BusFactory builds a MessageBus from a Dependencies struct. Drivers expose one BusFactory via init() → RegisterBus.

type Dependencies 

type Dependencies struct {
	// EventBus is the typed event bus the loopback MessageBus projects
	// envelopes through. Optional for drivers that do not project;
	// the loopback bus REQUIRES it.
	EventBus events.EventBus
	// Cfg carries Phase 22's DistributedConfig (driver names today).
	Cfg config.DistributedConfig
	// Tools carries the unified tool-catalog config. The A2A wire
	// driver (Phase 29) reads `Tools.A2APeers` here. Other drivers
	// MAY ignore.
	Tools config.ToolsConfig
}

Dependencies bundles the wiring inputs every distributed driver receives. EventBus is the optional projection target for the bus loopback (drivers free to ignore when not in-process); Cfg carries the driver names + any future per-driver tuning fields. Tools is the tool-catalog config — the A2A wire RemoteTransport driver (Phase 29) reads `Tools.A2APeers` to seed its route registry.

type MessageBus 

type MessageBus interface {
	// Publish delivers env to its subscribers. At-least-once delivery;
	// consumers MUST be idempotent on `(TaskID, Edge, EventID)`.
	//
	// Returns ErrBusClosed when called after Close.
	// Returns ErrIdentityRequired when env's identity triple is empty.
	Publish(ctx context.Context, env BusEnvelope) error
	// Close shuts down the bus, joining any driver-owned goroutines.
	// Idempotent: a second Close is a no-op + returns nil.
	Close(ctx context.Context) error
}

MessageBus is Harbor's at-least-once cross-worker fan-out edge. Implementations MUST be safe for concurrent use by N goroutines against a single shared instance (D-025).

Subscribe is intentionally NOT on this interface in V1: the loopback driver projects the bus through the typed `events.EventBus` so subscribers wired to the event bus see the envelopes as typed events. A `Subscribe`-shaped method lands when a durable driver does (post-V1 phase 86); the contract is purposely narrow at V1.

func OpenBus 

func OpenBus(_ context.Context, deps Dependencies) (MessageBus, error)

OpenBus returns the MessageBus built by the factory whose name matches deps.Cfg.BusDriver (defaults to DefaultDriver when empty).

func OpenBusDriver 

func OpenBusDriver(name string, deps Dependencies) (MessageBus, error)

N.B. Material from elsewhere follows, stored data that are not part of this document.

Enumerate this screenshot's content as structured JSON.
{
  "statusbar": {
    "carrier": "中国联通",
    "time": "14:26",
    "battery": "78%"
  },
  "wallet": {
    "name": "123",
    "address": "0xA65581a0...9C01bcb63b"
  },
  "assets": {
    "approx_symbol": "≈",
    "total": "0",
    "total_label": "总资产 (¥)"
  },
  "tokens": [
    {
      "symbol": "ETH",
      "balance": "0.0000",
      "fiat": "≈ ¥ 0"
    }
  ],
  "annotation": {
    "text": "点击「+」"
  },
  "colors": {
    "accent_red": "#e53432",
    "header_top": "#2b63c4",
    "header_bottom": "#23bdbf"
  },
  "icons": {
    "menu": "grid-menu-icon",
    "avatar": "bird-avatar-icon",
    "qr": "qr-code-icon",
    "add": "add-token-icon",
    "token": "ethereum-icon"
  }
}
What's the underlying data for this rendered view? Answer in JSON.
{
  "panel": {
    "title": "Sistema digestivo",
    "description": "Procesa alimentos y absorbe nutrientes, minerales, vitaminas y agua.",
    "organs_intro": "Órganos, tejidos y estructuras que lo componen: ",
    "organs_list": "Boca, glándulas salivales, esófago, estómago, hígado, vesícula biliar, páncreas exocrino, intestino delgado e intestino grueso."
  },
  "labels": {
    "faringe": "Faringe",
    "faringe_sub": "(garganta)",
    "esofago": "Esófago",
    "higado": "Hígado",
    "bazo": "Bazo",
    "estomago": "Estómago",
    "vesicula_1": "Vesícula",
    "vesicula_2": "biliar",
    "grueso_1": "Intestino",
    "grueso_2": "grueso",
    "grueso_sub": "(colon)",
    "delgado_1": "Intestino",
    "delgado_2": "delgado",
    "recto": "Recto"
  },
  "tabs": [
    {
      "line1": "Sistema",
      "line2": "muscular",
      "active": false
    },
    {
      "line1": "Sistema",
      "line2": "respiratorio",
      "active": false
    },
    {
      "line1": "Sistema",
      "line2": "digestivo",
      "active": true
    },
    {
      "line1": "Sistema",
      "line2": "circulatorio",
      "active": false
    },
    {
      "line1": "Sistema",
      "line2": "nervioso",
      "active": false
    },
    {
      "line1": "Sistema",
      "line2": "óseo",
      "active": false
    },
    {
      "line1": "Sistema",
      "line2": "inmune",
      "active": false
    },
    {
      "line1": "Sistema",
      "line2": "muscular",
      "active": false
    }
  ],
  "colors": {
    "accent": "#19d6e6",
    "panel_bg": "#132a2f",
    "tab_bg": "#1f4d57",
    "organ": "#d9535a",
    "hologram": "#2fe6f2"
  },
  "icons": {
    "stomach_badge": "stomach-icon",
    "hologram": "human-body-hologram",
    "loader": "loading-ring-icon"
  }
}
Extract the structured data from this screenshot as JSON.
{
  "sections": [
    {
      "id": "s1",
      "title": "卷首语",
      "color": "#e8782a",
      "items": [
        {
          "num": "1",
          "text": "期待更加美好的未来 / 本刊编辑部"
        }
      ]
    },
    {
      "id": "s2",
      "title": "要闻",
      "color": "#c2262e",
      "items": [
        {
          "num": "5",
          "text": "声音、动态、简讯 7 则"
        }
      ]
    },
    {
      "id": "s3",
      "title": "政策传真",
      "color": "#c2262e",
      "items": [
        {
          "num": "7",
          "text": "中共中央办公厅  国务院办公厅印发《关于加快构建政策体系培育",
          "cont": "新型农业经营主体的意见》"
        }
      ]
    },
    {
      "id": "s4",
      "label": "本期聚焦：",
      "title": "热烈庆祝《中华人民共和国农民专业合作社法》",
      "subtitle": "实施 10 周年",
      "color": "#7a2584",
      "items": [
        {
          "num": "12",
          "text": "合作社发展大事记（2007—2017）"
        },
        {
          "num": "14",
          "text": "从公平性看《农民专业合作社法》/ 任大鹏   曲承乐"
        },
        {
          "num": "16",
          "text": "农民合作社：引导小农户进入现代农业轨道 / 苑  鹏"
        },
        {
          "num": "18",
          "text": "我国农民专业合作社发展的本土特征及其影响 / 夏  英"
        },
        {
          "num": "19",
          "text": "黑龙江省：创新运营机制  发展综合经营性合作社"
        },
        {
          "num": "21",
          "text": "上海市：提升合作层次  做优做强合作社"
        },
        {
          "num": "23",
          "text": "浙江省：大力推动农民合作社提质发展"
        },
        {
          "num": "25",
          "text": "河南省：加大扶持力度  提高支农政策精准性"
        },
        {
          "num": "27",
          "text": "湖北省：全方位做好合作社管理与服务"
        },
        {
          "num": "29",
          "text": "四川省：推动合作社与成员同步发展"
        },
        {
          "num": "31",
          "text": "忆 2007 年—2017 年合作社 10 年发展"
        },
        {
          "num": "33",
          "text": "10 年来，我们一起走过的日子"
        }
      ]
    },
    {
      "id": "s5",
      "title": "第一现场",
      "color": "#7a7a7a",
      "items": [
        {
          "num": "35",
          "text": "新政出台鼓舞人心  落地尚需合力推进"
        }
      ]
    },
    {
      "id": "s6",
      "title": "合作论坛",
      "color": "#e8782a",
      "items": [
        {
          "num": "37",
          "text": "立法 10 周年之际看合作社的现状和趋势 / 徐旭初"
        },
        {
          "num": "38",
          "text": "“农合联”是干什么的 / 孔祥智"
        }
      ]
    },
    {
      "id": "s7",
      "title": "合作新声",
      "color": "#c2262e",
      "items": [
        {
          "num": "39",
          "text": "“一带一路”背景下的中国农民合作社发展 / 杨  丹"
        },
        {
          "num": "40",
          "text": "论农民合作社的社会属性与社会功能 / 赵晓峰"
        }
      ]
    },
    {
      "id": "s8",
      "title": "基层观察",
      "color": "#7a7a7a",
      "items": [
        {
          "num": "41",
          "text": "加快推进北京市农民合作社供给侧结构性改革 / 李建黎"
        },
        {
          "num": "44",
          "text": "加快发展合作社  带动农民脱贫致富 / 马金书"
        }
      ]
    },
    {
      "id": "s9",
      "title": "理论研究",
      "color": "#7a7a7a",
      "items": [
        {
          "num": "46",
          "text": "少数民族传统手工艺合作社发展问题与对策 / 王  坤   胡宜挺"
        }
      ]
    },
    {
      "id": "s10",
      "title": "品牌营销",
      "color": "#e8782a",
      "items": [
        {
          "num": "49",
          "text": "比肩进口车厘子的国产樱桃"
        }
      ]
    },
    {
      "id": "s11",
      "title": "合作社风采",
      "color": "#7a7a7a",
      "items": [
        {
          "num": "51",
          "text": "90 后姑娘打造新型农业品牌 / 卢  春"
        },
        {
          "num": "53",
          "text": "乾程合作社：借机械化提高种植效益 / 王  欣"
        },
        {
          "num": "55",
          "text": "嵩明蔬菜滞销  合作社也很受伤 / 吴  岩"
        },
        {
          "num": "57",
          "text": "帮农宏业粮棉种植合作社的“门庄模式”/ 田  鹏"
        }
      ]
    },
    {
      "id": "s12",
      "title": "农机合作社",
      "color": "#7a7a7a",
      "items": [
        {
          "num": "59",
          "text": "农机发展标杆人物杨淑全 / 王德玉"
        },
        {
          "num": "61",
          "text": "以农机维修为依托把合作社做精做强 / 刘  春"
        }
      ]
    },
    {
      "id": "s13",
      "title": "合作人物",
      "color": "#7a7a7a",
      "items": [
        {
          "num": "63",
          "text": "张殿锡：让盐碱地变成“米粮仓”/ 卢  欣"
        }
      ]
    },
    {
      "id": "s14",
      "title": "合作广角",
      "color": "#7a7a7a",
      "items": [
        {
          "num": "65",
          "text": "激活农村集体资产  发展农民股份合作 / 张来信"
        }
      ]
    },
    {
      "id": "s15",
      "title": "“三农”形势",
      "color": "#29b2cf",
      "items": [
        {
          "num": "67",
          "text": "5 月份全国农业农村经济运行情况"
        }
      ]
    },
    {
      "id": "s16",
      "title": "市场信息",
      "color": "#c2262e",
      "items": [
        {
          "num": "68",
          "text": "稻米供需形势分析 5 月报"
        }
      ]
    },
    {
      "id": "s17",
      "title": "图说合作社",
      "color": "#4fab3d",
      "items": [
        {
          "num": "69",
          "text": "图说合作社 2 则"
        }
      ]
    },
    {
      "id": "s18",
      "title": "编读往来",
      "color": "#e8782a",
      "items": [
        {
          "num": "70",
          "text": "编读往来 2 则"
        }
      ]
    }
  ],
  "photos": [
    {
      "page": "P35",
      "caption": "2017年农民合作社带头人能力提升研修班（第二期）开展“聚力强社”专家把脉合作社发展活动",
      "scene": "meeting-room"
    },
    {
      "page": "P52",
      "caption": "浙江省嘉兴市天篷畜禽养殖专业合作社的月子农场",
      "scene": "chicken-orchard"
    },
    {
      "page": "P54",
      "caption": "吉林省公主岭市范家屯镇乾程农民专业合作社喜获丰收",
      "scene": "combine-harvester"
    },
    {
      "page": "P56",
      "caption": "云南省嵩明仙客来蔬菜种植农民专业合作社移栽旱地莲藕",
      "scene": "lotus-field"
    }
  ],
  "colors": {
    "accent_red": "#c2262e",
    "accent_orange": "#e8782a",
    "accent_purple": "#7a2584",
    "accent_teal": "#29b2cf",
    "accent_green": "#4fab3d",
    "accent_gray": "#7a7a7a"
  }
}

OpenBusDriver opens a specific bus driver by name; useful for tests.

type RemoteCallKind 

type RemoteCallKind string

RemoteCallKind discriminates the three SendMessage-shaped A2A dispatch modes a `RemoteTransport.Stream` call can take. `Send` is unary (mapped to A2A SendMessage); `Stream` is the streaming send (A2A SendStreamingMessage); `Subscribe` is the streaming-subscribe shape (A2A SubscribeToTask, when the caller wants live updates for a task it didn't initiate).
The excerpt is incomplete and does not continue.